1 mile (1.6 kilometers)
Also known as the Kaiwa Ridge Trail, this easy hike is only about a mile long but offers one of the best views of the windward side’s iconic Mokulua Islands. Take the well-traversed trail up the ridge to the two former military bunkers, which makes for a great vantage point for staring off into the ocean. Since this trail can get hot during the daytime (there’s very little shade), hike in the early morning to enjoy the sunrise.
5 miles (8 kilometers)
Remote and rugged, Kaena Point State Park is located in the northwestern corner of Oahu, offering recreational activities for nature lovers as well as a bird sanctuary. Back in the day, locals thought it was where the souls of ancient Hawaiians would jump off to meet their ancestors in the spirit world. The flat dirt trail takes you through the Kaena Point Natural Area Reserve, and you can enter from Waianae or Mokuleia on the North Shore. Wander the volcanic coast, checking out small blowholes, tidepools, and cliffs. If you visit during the wintertime, you may spot breaching whales.
Koko Head Crater Trail
1.4 miles (2.25 kilometers)
This hike is like a StairMaster, only outdoors and with a stellar view at the end. Climb over 1,000 steps made from abandoned railroad tracks for a total elevation of 1,200 feet (366 meters). While the first half of the trail’s incline is manageable, about halfway up, the trail gets steeper. Once you reach the top, enjoy a panoramic view of the south shore of Oahu, from Hanauma Bay to Diamond Head. Walk to the other side of the summit to see more of the east side, like Makapuu and Sandy’s Beach.
Kaau Crater Trail
5.1 miles (8.2 kilometers)
Even skilled hikers may find trekking Kaau Crater Trail difficult (but rewarding). Starting in a quiet neighborhood in Honolulu, this trail takes hikers along a stream before sending them up three waterfalls (ropes will help you scale them!) before walking along the edge of the crater. From up here, you can look down into the crater for a rare view or see the windward side of Oahu, like Chinaman’s Hat and the twin islands.

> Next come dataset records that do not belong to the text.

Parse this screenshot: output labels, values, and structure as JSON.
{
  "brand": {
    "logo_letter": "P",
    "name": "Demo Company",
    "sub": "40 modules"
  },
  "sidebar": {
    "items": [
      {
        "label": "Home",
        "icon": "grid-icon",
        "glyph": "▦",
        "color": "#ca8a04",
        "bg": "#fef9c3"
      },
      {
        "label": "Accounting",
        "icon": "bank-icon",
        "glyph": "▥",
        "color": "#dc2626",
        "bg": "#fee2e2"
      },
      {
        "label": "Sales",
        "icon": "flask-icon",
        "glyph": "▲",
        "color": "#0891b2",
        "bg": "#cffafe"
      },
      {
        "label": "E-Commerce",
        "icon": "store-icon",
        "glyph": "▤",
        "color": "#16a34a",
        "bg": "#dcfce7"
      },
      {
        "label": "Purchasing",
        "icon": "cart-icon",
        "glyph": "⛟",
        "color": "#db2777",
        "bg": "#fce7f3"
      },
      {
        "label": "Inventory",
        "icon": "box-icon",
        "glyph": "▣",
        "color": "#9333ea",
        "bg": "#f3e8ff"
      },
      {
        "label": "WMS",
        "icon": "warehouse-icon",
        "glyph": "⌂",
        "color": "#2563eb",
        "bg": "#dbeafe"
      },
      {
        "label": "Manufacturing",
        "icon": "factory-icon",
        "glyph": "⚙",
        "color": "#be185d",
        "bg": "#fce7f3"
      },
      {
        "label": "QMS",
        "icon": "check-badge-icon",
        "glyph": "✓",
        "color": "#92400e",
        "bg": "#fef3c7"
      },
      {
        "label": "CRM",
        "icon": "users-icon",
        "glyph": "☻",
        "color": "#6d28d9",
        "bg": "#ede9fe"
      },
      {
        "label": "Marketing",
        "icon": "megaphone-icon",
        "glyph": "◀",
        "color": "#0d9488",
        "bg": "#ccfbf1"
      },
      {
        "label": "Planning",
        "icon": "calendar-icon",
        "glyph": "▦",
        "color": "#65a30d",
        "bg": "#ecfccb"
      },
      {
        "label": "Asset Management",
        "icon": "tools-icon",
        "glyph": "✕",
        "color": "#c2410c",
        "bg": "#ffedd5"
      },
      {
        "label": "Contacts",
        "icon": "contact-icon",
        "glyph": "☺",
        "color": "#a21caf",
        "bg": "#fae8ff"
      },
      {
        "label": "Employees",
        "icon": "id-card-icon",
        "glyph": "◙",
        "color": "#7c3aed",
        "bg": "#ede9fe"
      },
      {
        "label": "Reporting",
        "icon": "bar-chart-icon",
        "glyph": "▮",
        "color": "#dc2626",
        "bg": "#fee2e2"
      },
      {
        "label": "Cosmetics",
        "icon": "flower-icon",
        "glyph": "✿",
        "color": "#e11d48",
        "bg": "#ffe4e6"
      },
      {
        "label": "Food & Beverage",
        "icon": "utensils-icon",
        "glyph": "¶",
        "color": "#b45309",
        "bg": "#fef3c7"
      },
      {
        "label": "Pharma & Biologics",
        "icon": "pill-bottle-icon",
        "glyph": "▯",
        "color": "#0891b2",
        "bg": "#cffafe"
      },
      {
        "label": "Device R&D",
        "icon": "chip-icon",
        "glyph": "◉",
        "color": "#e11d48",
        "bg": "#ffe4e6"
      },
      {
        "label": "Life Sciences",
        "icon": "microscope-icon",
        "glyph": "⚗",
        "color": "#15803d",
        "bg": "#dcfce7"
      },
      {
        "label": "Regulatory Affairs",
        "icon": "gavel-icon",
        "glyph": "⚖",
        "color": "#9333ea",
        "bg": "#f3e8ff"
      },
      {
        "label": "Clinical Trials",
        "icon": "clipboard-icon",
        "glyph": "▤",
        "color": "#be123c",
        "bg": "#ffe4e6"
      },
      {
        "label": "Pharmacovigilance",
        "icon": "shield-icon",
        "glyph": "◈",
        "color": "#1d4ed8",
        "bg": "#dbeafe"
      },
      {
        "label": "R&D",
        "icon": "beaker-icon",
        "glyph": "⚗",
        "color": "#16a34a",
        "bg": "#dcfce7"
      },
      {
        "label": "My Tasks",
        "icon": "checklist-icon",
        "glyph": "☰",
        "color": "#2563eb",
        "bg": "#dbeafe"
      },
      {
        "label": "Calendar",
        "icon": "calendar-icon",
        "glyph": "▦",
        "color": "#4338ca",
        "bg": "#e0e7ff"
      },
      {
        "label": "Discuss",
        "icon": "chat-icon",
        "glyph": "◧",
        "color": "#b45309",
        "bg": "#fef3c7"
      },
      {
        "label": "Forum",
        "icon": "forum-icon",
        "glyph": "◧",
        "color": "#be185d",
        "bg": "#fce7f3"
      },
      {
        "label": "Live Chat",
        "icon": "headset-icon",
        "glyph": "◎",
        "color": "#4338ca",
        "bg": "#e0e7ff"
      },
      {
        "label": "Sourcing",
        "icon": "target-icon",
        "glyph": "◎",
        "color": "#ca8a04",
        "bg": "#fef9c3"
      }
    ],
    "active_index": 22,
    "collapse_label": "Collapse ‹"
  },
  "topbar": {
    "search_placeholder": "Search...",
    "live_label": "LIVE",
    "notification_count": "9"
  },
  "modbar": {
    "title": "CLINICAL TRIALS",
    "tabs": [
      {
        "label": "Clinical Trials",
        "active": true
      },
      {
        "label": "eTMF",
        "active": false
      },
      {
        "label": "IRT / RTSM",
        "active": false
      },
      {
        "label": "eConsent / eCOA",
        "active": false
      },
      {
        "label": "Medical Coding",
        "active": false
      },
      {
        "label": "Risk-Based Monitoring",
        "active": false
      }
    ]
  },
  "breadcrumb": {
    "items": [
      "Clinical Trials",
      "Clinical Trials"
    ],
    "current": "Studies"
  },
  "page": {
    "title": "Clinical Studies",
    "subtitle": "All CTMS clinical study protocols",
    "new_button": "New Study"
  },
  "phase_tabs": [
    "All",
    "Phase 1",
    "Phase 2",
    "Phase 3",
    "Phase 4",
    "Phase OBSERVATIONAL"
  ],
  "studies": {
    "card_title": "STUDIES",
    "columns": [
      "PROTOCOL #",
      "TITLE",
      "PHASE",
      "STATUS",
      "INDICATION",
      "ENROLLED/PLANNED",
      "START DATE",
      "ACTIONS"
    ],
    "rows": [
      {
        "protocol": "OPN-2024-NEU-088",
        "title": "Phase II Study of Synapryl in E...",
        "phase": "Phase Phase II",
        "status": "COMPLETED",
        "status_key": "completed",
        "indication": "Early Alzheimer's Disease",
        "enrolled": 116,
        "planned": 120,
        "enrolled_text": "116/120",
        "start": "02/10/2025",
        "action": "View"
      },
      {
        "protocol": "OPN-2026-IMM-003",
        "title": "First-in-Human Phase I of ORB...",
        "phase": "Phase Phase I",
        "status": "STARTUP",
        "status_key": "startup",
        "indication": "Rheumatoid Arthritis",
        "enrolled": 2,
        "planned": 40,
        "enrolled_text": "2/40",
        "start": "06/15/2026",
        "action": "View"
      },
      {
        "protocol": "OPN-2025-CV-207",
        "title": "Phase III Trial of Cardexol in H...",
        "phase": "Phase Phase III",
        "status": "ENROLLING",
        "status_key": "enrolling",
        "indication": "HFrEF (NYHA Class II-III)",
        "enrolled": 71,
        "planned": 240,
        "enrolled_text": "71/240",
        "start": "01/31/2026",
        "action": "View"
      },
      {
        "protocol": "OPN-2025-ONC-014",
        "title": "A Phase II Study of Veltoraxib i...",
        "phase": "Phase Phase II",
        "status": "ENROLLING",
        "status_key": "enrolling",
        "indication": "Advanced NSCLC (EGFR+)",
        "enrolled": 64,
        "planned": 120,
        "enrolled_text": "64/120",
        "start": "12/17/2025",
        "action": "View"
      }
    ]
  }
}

Related: Where to Find the Best Views on Oahu
Diamond Head Crater
0.8 miles (1.3 kilometers)
Located in central Honolulu, Diamond Head, or Leahi in Hawaiian, is iconic to Oahu, and a must-visit for first-timers. The crater was formed 300,000 years ago from a volcanic eruption. This easy trail dates back to 1908 and takes visitors up the crater, offering both a look into the geological and military history of the landmark as well as gorgeous views of Oahu’s south shore. Once at the summit, you can take in its natural beauty and also check out a military station and bunkers that once directed artillery fire.
2.2 miles (3.5 kilometers)
Tucked into the Kahekili Highway is the trailhead to a beautiful view of Kaneohe Bay. This easy-to-moderate hike can get steep at times, but there are ropes to help you out, especially since it can be muddy. However, its short length and shaded trail make it manageable for families and even pets. At the end of the hike, you’ll reach an old military bunker that overlooks Kaneohe Bay’s turquoise waters and the Koolau Mountains.
4.4 miles (7 kilometers)
Also known as Three Peaks, this strenuous hike takes experienced hikers over sharp mountain peaks via rope hand lines and some bouldering, so it’s best for adventurists. Start the trail in Kailua and take care not to park illegally. The first peak is about 1.5 miles (2.4 kilometers) in, and the ridge can have steep drop-offs. Follow the trail down to the second peak. Then, if you’re brave enough to handle the rocky scrambles, you can reach the third peak before following the same trail out.
2 miles (3.2 kilometers)
For a low-effort, high-reward hike, the Makapuu Lighthouse Trail is apt for hikers of all levels. A paved pathway with a moderate incline takes you around the southeastern coastline of Oahu, where humpback whales breach during the winter months. At the end of the trail, stop at the lookout point for views of Makapuu beach to Waimanalo and the iconic Makapuu Lighthouse, which was built in 1909. Consider taking this hike in the early morning or late afternoon when the sun is less intense.
Tip: Keep in mind that many hikes start or end in residential areas, so be respectful and keep trails litter-free.
3 miles (4.8 kilometers)
Manoa Valley is home to Manoa Falls, a popular and very easy hike for those looking to see a beautiful waterfall. A little deeper into the valley is another, more difficult waterfall hike called Waiakeakua Falls. Start at Puu Pia, a brief ridge trail. About halfway through, take a small path to the right and climb down the steep hill to get to a stream. Follow the stream, crossing over boulders and through the overgrowth. Then wander over smaller cascade waterfalls to get to a 20-foot (6-meter) waterfall. Walk a little further for the winner: a secluded, stunning 50-foot (15-meter) waterfall.